Однажды явился со странным предложением Захару: написать
миниатюру — портрет Наполеона. Есть клиент, обожатель корсиканца. Можешь? Да
ладно тебе, добродушно отозвался Захар, как-нибудь уж спроворю.
— Нет, постой. Мне надо, чтоб ты этот портрет спроворил,
а вот Андрюха чтоб его состарил. Идет?
— А знаешь, как это называется, а, Можар? —
спросил Андрюша из-за своего огромного, сколоченного из досок, самодельного
стола в углу мастерской.
— А это называется — триста рублей, Андрей
Батькович, — мгновенно и бойко парировал Можар. И Андрей с Захаром медленно
переглянулись.
С миниатюрой пришлось повозиться. Например, совершенно
неясным было — как выглядит орден Почетного легиона. Через все ту же вездесущую
подружку Марго была нащупана девушка, сидящая на коллекциях орденов в фондах
Русского музея. Шустрая очкастая мышка без тени ответной улыбки, она смерила
Захара внимательным долгим взглядом, и коротко сказала:
— Обедать ведешь, испанец, — чем глубоко его
поразила: и неожиданно четко обозначенной платой за услугу, и неожиданным
прозвищем.
— Почему — испанец? — поинтересовался он.

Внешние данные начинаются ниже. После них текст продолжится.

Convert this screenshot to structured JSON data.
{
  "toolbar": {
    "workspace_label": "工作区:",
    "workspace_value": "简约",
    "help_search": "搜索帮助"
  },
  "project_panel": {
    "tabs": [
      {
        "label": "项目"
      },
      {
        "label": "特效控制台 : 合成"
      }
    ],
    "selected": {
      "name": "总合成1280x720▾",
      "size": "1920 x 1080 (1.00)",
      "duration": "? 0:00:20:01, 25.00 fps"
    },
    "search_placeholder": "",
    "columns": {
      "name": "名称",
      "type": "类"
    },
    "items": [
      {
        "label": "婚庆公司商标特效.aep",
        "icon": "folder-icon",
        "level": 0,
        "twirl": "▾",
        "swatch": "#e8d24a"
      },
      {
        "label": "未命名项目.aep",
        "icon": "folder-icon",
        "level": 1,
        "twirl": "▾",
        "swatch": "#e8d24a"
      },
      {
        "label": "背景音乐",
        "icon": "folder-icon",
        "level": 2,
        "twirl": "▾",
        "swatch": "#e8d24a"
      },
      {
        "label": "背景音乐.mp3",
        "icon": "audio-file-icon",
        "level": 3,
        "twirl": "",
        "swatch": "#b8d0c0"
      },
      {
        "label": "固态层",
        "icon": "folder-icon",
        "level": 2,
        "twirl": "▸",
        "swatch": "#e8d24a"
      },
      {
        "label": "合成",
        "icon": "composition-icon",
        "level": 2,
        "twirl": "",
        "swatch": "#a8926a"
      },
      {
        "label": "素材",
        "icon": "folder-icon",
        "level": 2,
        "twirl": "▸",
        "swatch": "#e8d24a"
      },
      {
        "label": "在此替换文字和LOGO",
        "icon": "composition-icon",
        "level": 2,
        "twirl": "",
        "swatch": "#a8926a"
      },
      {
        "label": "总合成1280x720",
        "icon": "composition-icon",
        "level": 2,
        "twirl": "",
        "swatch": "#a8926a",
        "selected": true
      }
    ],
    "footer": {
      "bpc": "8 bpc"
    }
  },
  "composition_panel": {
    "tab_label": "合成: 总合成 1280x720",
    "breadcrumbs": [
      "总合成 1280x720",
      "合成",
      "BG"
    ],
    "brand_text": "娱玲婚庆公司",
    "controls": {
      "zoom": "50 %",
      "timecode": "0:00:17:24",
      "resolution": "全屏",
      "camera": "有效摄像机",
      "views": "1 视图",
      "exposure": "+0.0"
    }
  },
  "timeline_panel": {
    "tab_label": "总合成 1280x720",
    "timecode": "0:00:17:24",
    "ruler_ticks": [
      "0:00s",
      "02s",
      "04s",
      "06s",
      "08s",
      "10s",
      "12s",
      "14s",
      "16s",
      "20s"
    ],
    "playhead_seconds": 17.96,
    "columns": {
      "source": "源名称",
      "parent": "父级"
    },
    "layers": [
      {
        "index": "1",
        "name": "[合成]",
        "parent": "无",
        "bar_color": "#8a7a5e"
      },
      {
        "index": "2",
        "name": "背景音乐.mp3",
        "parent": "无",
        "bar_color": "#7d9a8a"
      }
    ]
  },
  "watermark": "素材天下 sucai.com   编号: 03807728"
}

— Типаж, — так же коротко ответила она. И повела
его показывать ордена, которые на всякий случай он зарисовал все, три дня
подряд являлся. А мышка и вправду удовольствовалась обедом, дорогим обедом в
ресторане гостиницы «Континенталь», который внимательно и подробно съела своими
острыми зубками, почти не отвлекаясь на разговоры.
* * *
Месяца через два Сенька явился с новым предложением: на сей
раз ему нужен был большой портрет Наполеона, все для того же обожателя:
императора тот коллекционирует во всех видах и во всех материалах. И портрет
нужен прям как настоящий, как при жизни, будто тех времен. И чтоб все пуговицы,
слышь, все заклепки на мундире, треуголка, то, се… короче — весь прикид был бы
натуральнейшим.
— Это работа утомительная, Семен, — заметил Захар,
смешивая краски на палитре.
— Еще бы, — ухмыльнулся тот. — За утомление и
плачу шестьсот.
Захар отложил кисть, вытер, не торопясь, руки тряпкой, и
спокойно проговорил:
— Тысячу, Можар Батькович. Тысячу — ты расслышал? И
така-сяка гармонь.
…Вот к этому заказу оба они отнеслись с поистине
артистическим вдохновением. Среди барахла у Андрюши в кладовке отыскался старый
дублировочный холст с какой-то картины.
— Рвакля позорная… — задумчиво пробормотал
Андрюша, ощупывая ветхое полотно. — Однако не дадим добру пропасть?